Crockpot Mushroom Soup

Ingredients

  • 1 lb fresh whole mushrooms
  • 6 T butter or margarine, divided
  • 2 c diced carrots
  • 2 c finely chopped celery
  • 1 c finely chopped onion
  • 1 clove garlic, finely minced
  • 2 cn condensed, beef broth
  • 1 q water
  • 3 T tomato paste
  • 4 sprigs parsley
  • celery leaves
  • 1 1 bay leaf
  • 1⁄4 t salt
  • 1⁄8 t ground black pepper
  • 3 T dry sherry or white wine
  • sour cream

Instructions

Chop half of the mushrooms; slice remaining mushrooms and set aside.

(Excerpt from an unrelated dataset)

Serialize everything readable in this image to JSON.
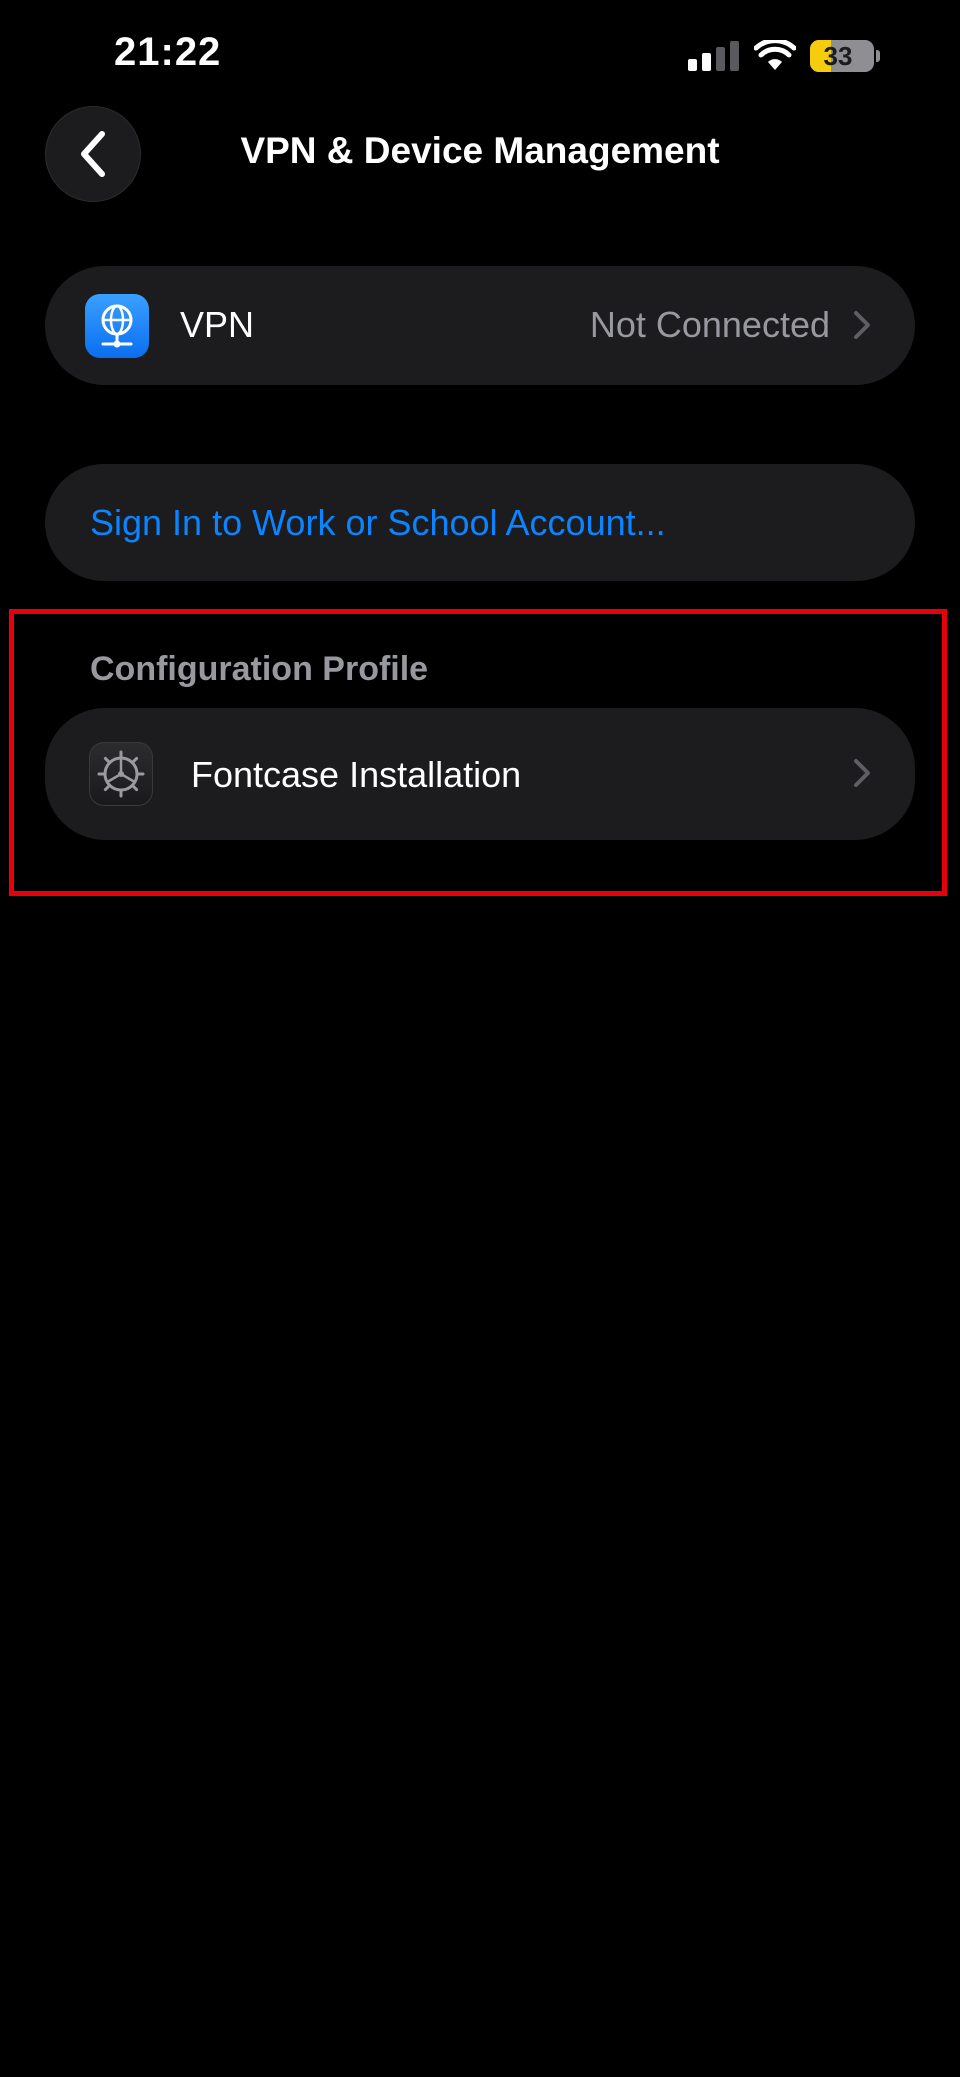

In
large saucepan melt 4 tablespoons butter . Add chopped mushrooms; saute
5 minutes longer. Put in cooker . Stir in broth, water, tomato paste,
salt and black pepper.

Tie together parsley, celery leaves and bay leaf with a string and
add. Cover and cook on low 8 to 10 hours. Remove and discard the tied
herbs. Puree soup in blender or food mill. Melt remaining butter in a
heavy skillet. Add reserved sliced mushrooms; saute 5 minutes. Add
sliced mushrooms to the soup along with sherry. Reheat. Serve with a
dollop of sour cream. Makes 8 servings.